Let's load the corresponding module in scikit-learn

Let's us the Perceptron algorithm as implemented in scikit-learn. It proceeds in iterations.

The Perceptron has several parameters, some of which we will understand later on. An important one is $\texttt{tol}$, that represents how much the training error should improve in one iteration for the algorithm to continue.

In [None]:
#let's learn a model using Perceptron

#we first define the classifier, fixing the random state for reproducibility


#let's now learn the classifier (i.e., run the perceptron to fix the weights)


Let's print out the model we learned.

How well does our method perform?

We need to compute the training error of the hypothesis $h_S$ we learned from the training set $S$. There is no function in python to compute the training error $L_S(h_S)$. However, there is a function to compute the \emph{score}, that for the 0-1 loss corresponds to $1 - L_S(h_S)$.

In [None]:
#let's compute the training error


#let's print the training error


But we don't care about the training error... we are interested in the generalization error! How do we estimate it? Let's use some data that we did not use for training, that is what we called test data.

In [None]:
#let's compute the test error


#let's print the test error


## Impact of the amount of training data ##

We will now try to understand the impact of the amount of data we have for training.

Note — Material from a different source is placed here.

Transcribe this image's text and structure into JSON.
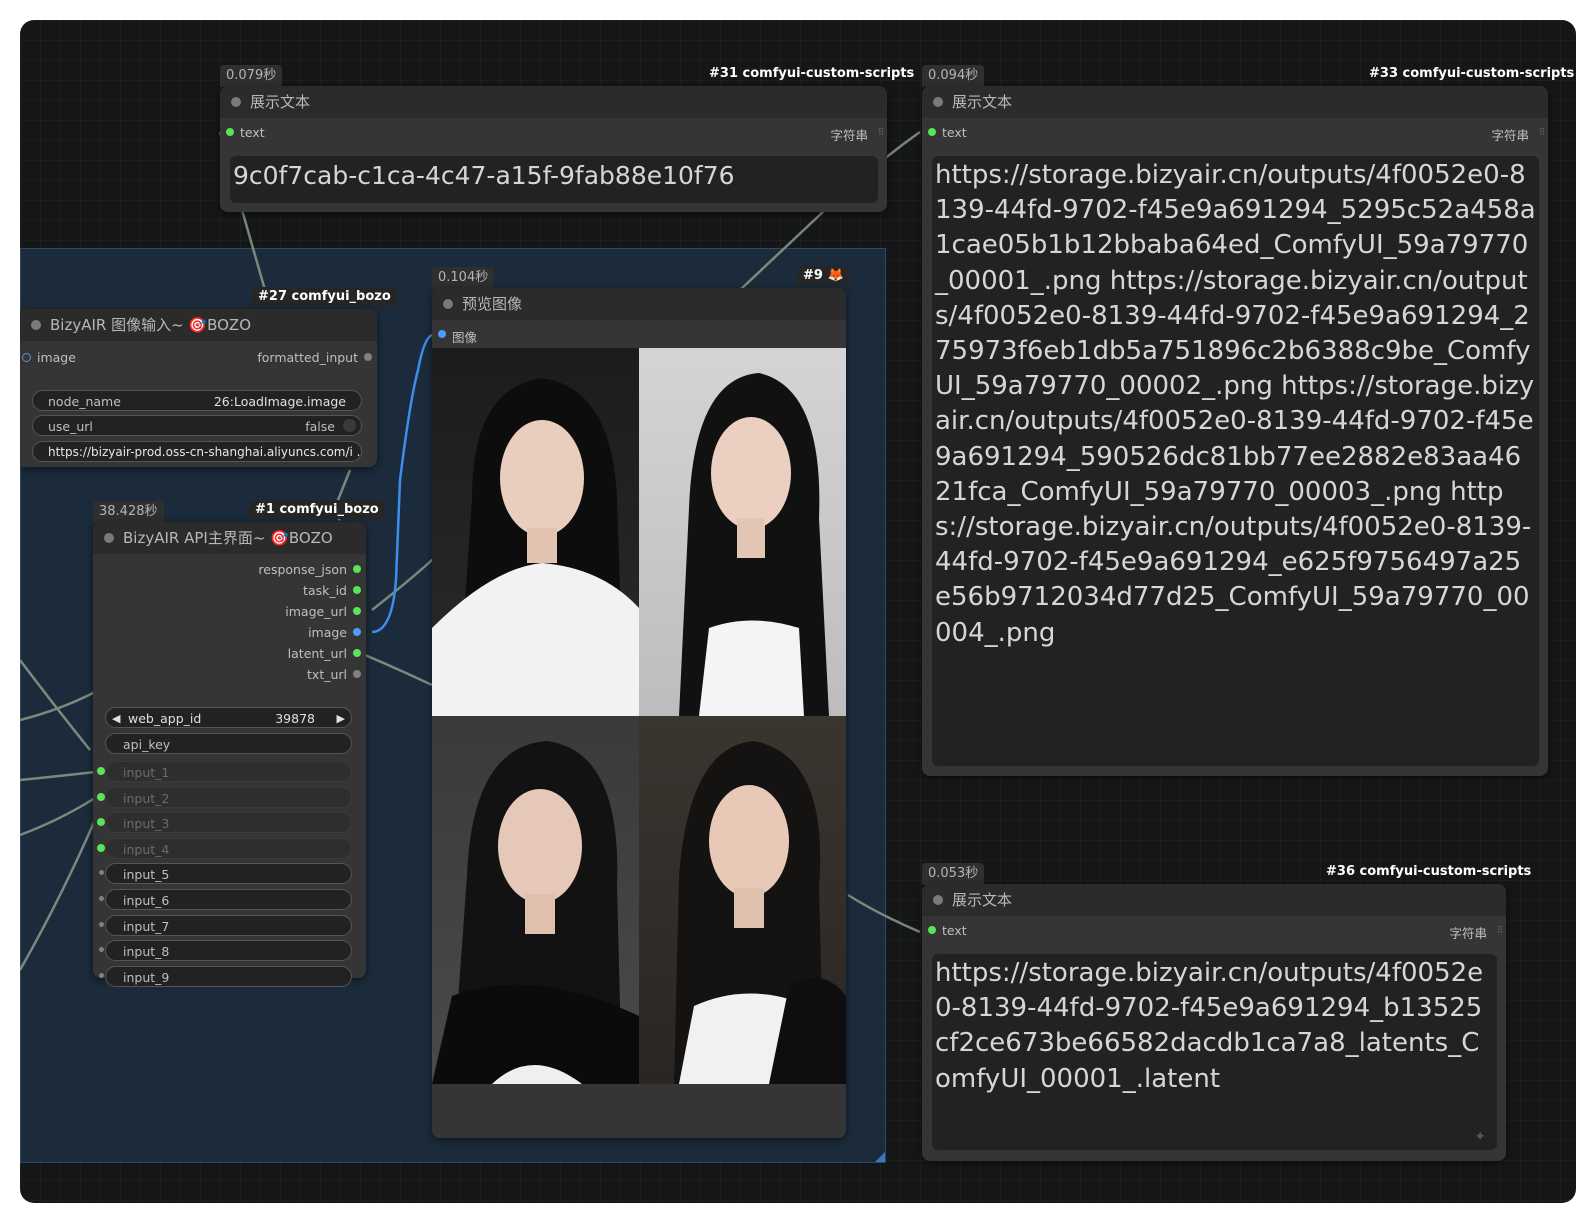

To do this, we are going to train a model using a subset of the data with $10*i$ samples, for $i=1,2,3,\dots,10$, and then compute the training error and the test error.

In [None]:
#total number of samples, useful for later on
m_total = X.shape[0]

#two lists where to save the training error and the test error, useful for plotting
train_errors = list()
test_errors = list()

#let's define the learner we use in this part
perceptron_class = Perceptron(random_state = IDnumber, tol=1e-3 )

for i in range(1,10):
    # we now repeat all the previous steps
    # split into training and test

    
    #scale the data according to the training test, for both training and testing

    
    #let's now learn the classifier (i.e., run the perceptron to fix the weights

print(train_errors)
print(test_errors)
    


Now let's plot the training and test error as a function of the training dataset size.

In [None]:
#the following is to have the plots appearing inline
%matplotlib inline

#import the pyplot module from matplotlib for plotting (functions are similar to matlab)
import matplotlib.pyplot as plt

x_axis=range(10,100,10)
plt.plot(x_axis,train_errors,'x:')
plt.plot(x_axis,test_errors,'o:')
plt.legend(["Training error","Test error"])

## Impact of initial conditions by the perceptron 

Note that the solution found by the Perceptron algorithm depends on the initial condition. Let's learn a model with a different random seed for the Perceptron and see how different the model is from the previous one.

In [None]:
#let's learn a new model using Perceptron



## Impact of normalization

Let's try to understand what the impact of scaling data is. Let's learn a model without without normalizing the data.

In [None]:
#let's learn a new model using Perceptron


## Impact of number of iterations

Let's write the code that performs one iteration at the time, and let' compute the training error after iteration.